The actress explained that as strong as she is, right now she's only capable of giving only "one open armed response," before she takes her "yearly me time to celebrate his and my birthdays in peace."
She added, "Thank you for loving him. Thank you for supporting him and his life's work. Thank you for missing him. I do too."
Knowing how much her father enjoyed helping others, especially the homeless, Zelda encouraged fans to celebrate his birthday in a very special way: by doing something good in his honor.
"If you'd like to do something in his honor, volunteer at your local homeless shelter, or look up how to make homeless aid backpacks. Give one in his name. He'd have loved that," Zelda continued.
Williams was an advocate for the homeless, and pushed for the Homeless Prevention and Revitalization Act to be passed in the early 90s.
The important debate isn't about how many people are homeless, Robin said at the time. But rather, how to help those who are. We must provide comprehensive social services in order to help homeless people live dignified, productive lives.
Finally, she wrapped up her sentimental note by reminding everyone to "mostly, try to spread some laughter and kindness around. And creatively swear a lot. Every time you do, somewhere out there in our vast weird universe, he's giggling with you... or giving a particularly fat bumblebee its wings. Happy early birthday, Poppo. Miss you every day, but especially these ones."
Zelda has previously talked about her struggle to come to terms with her loss. It took nearly a year after the Mrs. Doubtfire actor passed for her to be able to give an interview.
She told Today that she was "taking it one step at the time," and won't be questioning why Williams, who suffered from Lewy body dementia (LBD), took his life.
Zelda isn't the only one honoring Williams this year.

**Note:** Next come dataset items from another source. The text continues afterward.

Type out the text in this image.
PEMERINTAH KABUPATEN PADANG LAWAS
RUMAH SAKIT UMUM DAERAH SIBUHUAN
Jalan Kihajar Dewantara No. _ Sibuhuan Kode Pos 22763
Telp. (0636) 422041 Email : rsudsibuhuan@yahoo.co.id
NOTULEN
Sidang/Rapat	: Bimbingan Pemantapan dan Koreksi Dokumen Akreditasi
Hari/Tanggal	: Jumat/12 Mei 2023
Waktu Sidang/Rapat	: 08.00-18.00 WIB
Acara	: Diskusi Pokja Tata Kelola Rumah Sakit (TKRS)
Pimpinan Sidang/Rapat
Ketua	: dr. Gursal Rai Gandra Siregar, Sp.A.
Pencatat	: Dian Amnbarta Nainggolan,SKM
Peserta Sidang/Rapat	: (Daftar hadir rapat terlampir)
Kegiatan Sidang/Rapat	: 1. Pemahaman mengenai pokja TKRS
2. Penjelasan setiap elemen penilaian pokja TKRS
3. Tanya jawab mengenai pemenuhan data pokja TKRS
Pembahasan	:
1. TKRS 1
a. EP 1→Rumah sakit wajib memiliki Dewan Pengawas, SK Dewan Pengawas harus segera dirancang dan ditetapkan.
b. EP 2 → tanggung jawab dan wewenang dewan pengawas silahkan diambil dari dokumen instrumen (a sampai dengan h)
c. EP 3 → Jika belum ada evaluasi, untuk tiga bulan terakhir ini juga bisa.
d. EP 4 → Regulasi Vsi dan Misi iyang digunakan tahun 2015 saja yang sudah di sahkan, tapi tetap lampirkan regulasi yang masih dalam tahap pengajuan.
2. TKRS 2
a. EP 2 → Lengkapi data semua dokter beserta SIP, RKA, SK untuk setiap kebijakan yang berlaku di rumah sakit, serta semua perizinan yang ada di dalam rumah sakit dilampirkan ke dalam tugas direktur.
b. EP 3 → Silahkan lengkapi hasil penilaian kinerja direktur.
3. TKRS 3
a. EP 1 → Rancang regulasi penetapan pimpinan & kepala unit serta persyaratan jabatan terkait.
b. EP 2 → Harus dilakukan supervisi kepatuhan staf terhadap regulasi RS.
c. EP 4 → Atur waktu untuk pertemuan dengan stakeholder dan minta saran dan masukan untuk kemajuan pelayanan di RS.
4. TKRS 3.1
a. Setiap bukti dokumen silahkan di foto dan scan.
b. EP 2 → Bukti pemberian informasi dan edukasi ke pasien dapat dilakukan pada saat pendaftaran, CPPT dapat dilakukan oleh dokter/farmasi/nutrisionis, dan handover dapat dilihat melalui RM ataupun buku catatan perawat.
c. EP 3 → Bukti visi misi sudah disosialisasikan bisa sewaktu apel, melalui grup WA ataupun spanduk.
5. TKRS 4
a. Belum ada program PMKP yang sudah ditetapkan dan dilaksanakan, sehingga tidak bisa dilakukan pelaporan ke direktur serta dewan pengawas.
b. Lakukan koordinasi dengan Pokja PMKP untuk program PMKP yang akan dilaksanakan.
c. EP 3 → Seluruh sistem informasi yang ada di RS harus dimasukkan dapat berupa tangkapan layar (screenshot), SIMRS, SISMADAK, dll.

HBO released a documentary titled Robin Williams: Come Inside My Mind, which "celebrates what he brought to comedy and to the culture at large."
According to the synopsis, the film shows "previously unheard and unseen glimpses into his creative process through interviews with Williams, as well as home movies and onstage footage, this insightful tribute features in-depth interviews with those who knew and loved him."
In addition to Williams' fellow comedians and friends, his son Zachary also had some words to say about him.
"My father didn't always feel he was succeeding, but he was the most successful person I know," the 35-year-old said in the trailer.
Zachary, affectionately known as Zak, has been following in his dad's philanthropic footsteps.
He teamed up with an inmate named Curtis "Wall Street" Carroll, who is serving a life sentence, to teach prisoners at the San Quentin State Penitentiary, in California, the value of financial literacy, and financial independence.
Zak and his team strongly believe that crime can be lowered by ensuring people are financially literate. The enrollment in the program has been so high that there's currently a waiting list. This is clearly a sign that what they've been teaching is working.
It been four years, but Williams' memory will always be live on for a very long time.